The group did this first by puffing a chemical stimulus into the nose. As expected, this produced a reaction in the olfactory neurons, the primary sensory neurons in the nose that perceive odors. Researchers then puffed a solution without the chemical stimuli into the mouse's nose. This also produced a similar, but smaller reaction in the olfactory neurons. By decreasing pressure of the non-odor solution, they also found that the reaction in the olfactory neurons was less, confirming that it was sensitive to mechanical stimulation.
When olfactory neurons respond to odor molecules, they transmit chemical energy into electrical signals, which then trigger a secondary molecular messenger cascade that generates electrical impulses to the brain, signaling that it is smelling something. The group discovered that chemical and me chanical stimuli both resulted in the same messenger molecule, cAMP, which acts like a gatekeeper of reactions in the olfactory neurons.
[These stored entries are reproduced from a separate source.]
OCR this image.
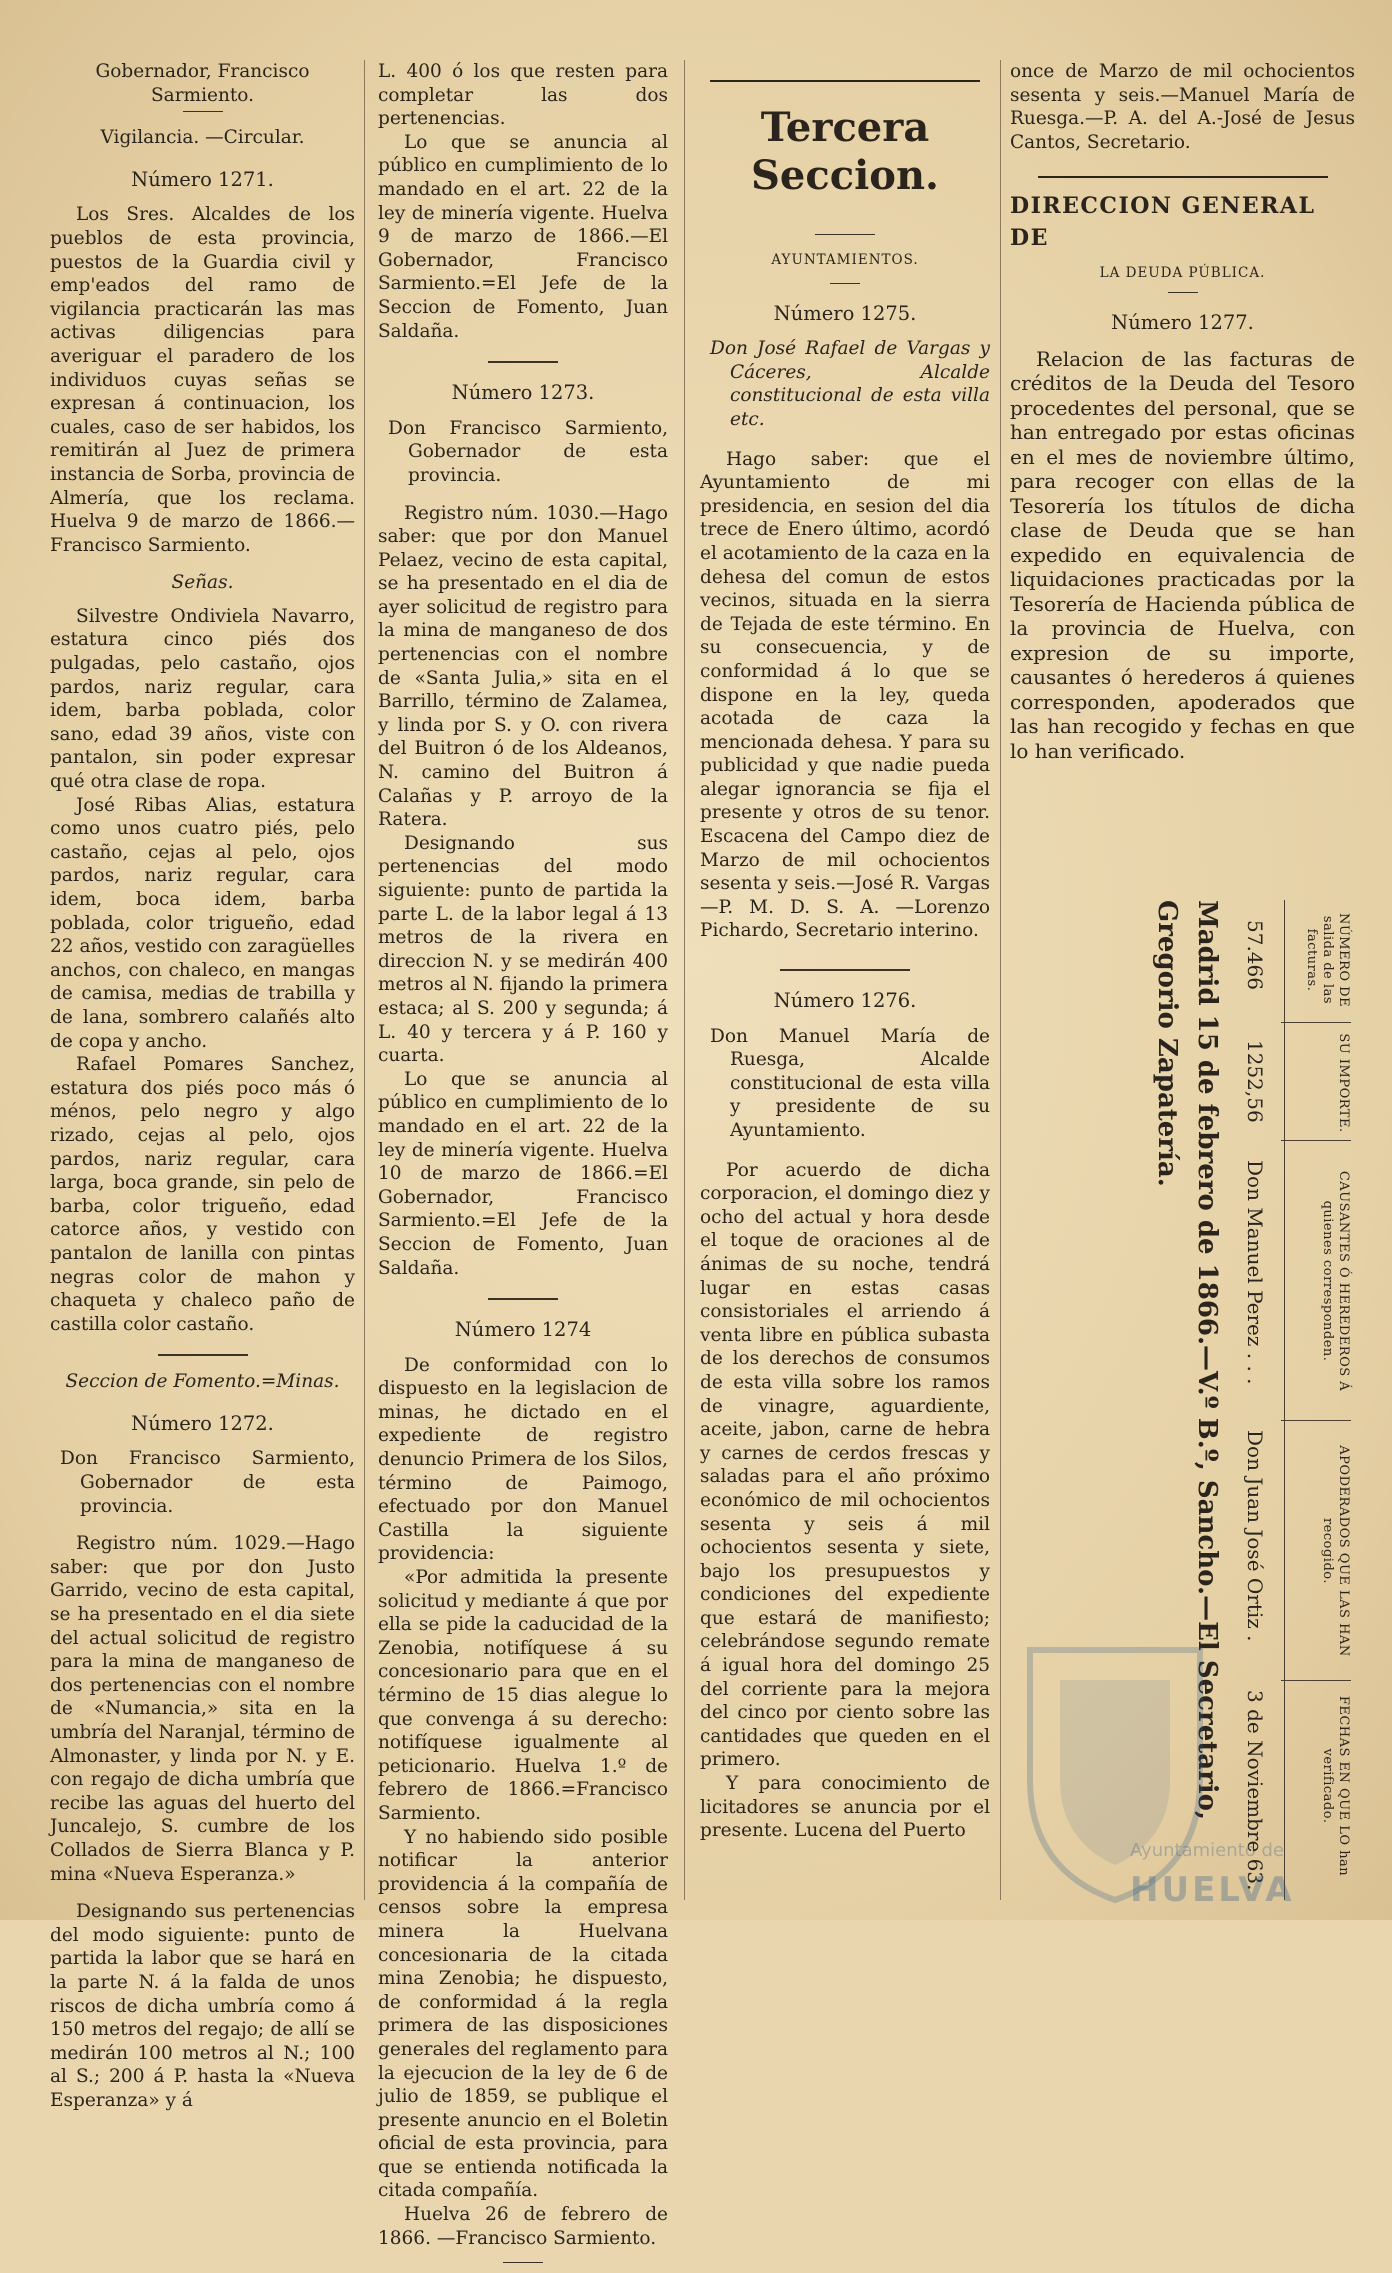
Gobernador, Francisco Sarmiento.

Vigilancia. —Circular.

Número 1271.

Los Sres. Alcaldes de los pueblos de esta provincia, puestos de la Guardia civil y emp'eados del ramo de vigilancia practicarán las mas activas diligencias para averiguar el paradero de los individuos cuyas señas se expresan á continuacion, los cuales, caso de ser habidos, los remitirán al Juez de primera instancia de Sorba, provincia de Almería, que los reclama. Huelva 9 de marzo de 1866.—Francisco Sarmiento.

Señas.

Silvestre Ondiviela Navarro, estatura cinco piés dos pulgadas, pelo castaño, ojos pardos, nariz regular, cara idem, barba poblada, color sano, edad 39 años, viste con pantalon, sin poder expresar qué otra clase de ropa.

José Ribas Alias, estatura como unos cuatro piés, pelo castaño, cejas al pelo, ojos pardos, nariz regular, cara idem, boca idem, barba poblada, color trigueño, edad 22 años, vestido con zaragüelles anchos, con chaleco, en mangas de camisa, medias de trabilla y de lana, sombrero calañés alto de copa y ancho.

Rafael Pomares Sanchez, estatura dos piés poco más ó ménos, pelo negro y algo rizado, cejas al pelo, ojos pardos, nariz regular, cara larga, boca grande, sin pelo de barba, color trigueño, edad catorce años, y vestido con pantalon de lanilla con pintas negras color de mahon y chaqueta y chaleco paño de castilla color castaño.

Seccion de Fomento.=Minas.

Número 1272.

Don Francisco Sarmiento, Gobernador de esta provincia.

Registro núm. 1029.—Hago saber: que por don Justo Garrido, vecino de esta capital, se ha presentado en el dia siete del actual solicitud de registro para la mina de manganeso de dos pertenencias con el nombre de «Numancia,» sita en la umbría del Naranjal, término de Almonaster, y linda por N. y E. con regajo de dicha umbría que recibe las aguas del huerto del Juncalejo, S. cumbre de los Collados de Sierra Blanca y P. mina «Nueva Esperanza.»

Designando sus pertenencias del modo siguiente: punto de partida la labor que se hará en la parte N. á la falda de unos riscos de dicha umbría como á 150 metros del regajo; de allí se medirán 100 metros al N.; 100 al S.; 200 á P. hasta la «Nueva Esperanza» y á

L. 400 ó los que resten para completar las dos pertenencias.

Lo que se anuncia al público en cumplimiento de lo mandado en el art. 22 de la ley de minería vigente. Huelva 9 de marzo de 1866.—El Gobernador, Francisco Sarmiento.=El Jefe de la Seccion de Fomento, Juan Saldaña.

Número 1273.

Don Francisco Sarmiento, Gobernador de esta provincia.

Registro núm. 1030.—Hago saber: que por don Manuel Pelaez, vecino de esta capital, se ha presentado en el dia de ayer solicitud de registro para la mina de manganeso de dos pertenencias con el nombre de «Santa Julia,» sita en el Barrillo, término de Zalamea, y linda por S. y O. con rivera del Buitron ó de los Aldeanos, N. camino del Buitron á Calañas y P. arroyo de la Ratera.

Designando sus pertenencias del modo siguiente: punto de partida la parte L. de la labor legal á 13 metros de la rivera en direccion N. y se medirán 400 metros al N. fijando la primera estaca; al S. 200 y segunda; á L. 40 y tercera y á P. 160 y cuarta.

Lo que se anuncia al público en cumplimiento de lo mandado en el art. 22 de la ley de minería vigente. Huelva 10 de marzo de 1866.=El Gobernador, Francisco Sarmiento.=El Jefe de la Seccion de Fomento, Juan Saldaña.

Número 1274

De conformidad con lo dispuesto en la legislacion de minas, he dictado en el expediente de registro denuncio Primera de los Silos, término de Paimogo, efectuado por don Manuel Castilla la siguiente providencia:

«Por admitida la presente solicitud y mediante á que por ella se pide la caducidad de la Zenobia, notifíquese á su concesionario para que en el término de 15 dias alegue lo que convenga á su derecho: notifíquese igualmente al peticionario. Huelva 1.º de febrero de 1866.=Francisco Sarmiento.

Y no habiendo sido posible notificar la anterior providencia á la compañía de censos sobre la empresa minera la Huelvana concesionaria de la citada mina Zenobia; he dispuesto, de conformidad á la regla primera de las disposiciones generales del reglamento para la ejecucion de la ley de 6 de julio de 1859, se publique el presente anuncio en el Boletin oficial de esta provincia, para que se entienda notificada la citada compañía.

Huelva 26 de febrero de 1866. —Francisco Sarmiento.

Tercera Seccion.

AYUNTAMIENTOS.

Número 1275.

Don José Rafael de Vargas y Cáceres, Alcalde constitucional de esta villa etc.

Hago saber: que el Ayuntamiento de mi presidencia, en sesion del dia trece de Enero último, acordó el acotamiento de la caza en la dehesa del comun de estos vecinos, situada en la sierra de Tejada de este término. En su consecuencia, y de conformidad á lo que se dispone en la ley, queda acotada de caza la mencionada dehesa. Y para su publicidad y que nadie pueda alegar ignorancia se fija el presente y otros de su tenor. Escacena del Campo diez de Marzo de mil ochocientos sesenta y seis.—José R. Vargas—P. M. D. S. A. —Lorenzo Pichardo, Secretario interino.

Número 1276.

Don Manuel María de Ruesga, Alcalde constitucional de esta villa y presidente de su Ayuntamiento.

Por acuerdo de dicha corporacion, el domingo diez y ocho del actual y hora desde el toque de oraciones al de ánimas de su noche, tendrá lugar en estas casas consistoriales el arriendo á venta libre en pública subasta de los derechos de consumos de esta villa sobre los ramos de vinagre, aguardiente, aceite, jabon, carne de hebra y carnes de cerdos frescas y saladas para el año próximo económico de mil ochocientos sesenta y seis á mil ochocientos sesenta y siete, bajo los presupuestos y condiciones del expediente que estará de manifiesto; celebrándose segundo remate á igual hora del domingo 25 del corriente para la mejora del cinco por ciento sobre las cantidades que queden en el primero.

Y para conocimiento de licitadores se anuncia por el presente. Lucena del Puerto

once de Marzo de mil ochocientos sesenta y seis.—Manuel María de Ruesga.—P. A. del A.-José de Jesus Cantos, Secretario.

DIRECCION GENERAL DE

LA DEUDA PÚBLICA.

Número 1277.

Relacion de las facturas de créditos de la Deuda del Tesoro procedentes del personal, que se han entregado por estas oficinas en el mes de noviembre último, para recoger con ellas de la Tesorería los títulos de dicha clase de Deuda que se han expedido en equivalencia de liquidaciones practicadas por la Tesorería de Hacienda pública de la provincia de Huelva, con expresion de su importe, causantes ó herederos á quienes corresponden, apoderados que las han recogido y fechas en que lo han verificado.

NÚMERO DE salida de las facturas.
SU IMPORTE.
CAUSANTES Ó HEREDEROS Á quienes corresponden.
APODERADOS QUE LAS HAN recogido.
FECHAS EN QUE LO han verificado.
57.466
1252,56
Don Manuel Perez . . .
Don Juan José Ortiz .
3 de Noviembre 63.
Madrid 15 de febrero de 1866.—V.º B.º, Sancho.—El Secretario, Gregorio Zapatería.
Ayuntamiento de
HUELVA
Although this study was conducted on a mouse model, the researchers tested two different parts of the nose, one that humans have and one that humans do not. The first, the septal organ, is a patch of smell-sensitive tissue on the septal wall of the nasal cavity. The second, the main olfactory epithelium, is a smell-sensitive tissue inside the nasal cavity.
The septal organ is only about 1 percent the size of the main olfactory epithelium and isn't shared by all mammals. Mice, for example, have a septal organ. Humans do not. But in this study, Ma's group found that 50 percent of the cells in the main olfactory epithelium are sensitive to physical stimuli, suggesting that mechanosensitivity of the olfactory sensory neurons exists in all mammals, even those like humans, without the septal organ.
The mechanosensitivity of our olfactory neurons has two possible functions, suggest the investigators. The first is that it increases our ability to smell, enhancing the detection of odorous molecules in the air. The second is a peripheral drive in the brain to synchronize rhythmic activity, which is the concurrent firing of neurons in the olfactory bulb with breathing.
"The mechanosensitivity may increase the sensitivity of our nose, especially when stimulated by weak odors," says Ma. "It helps the brain make better sense out of odor responses when it integrates airflow information. We still don't know how it happens, but sniffing is essential for odor perception."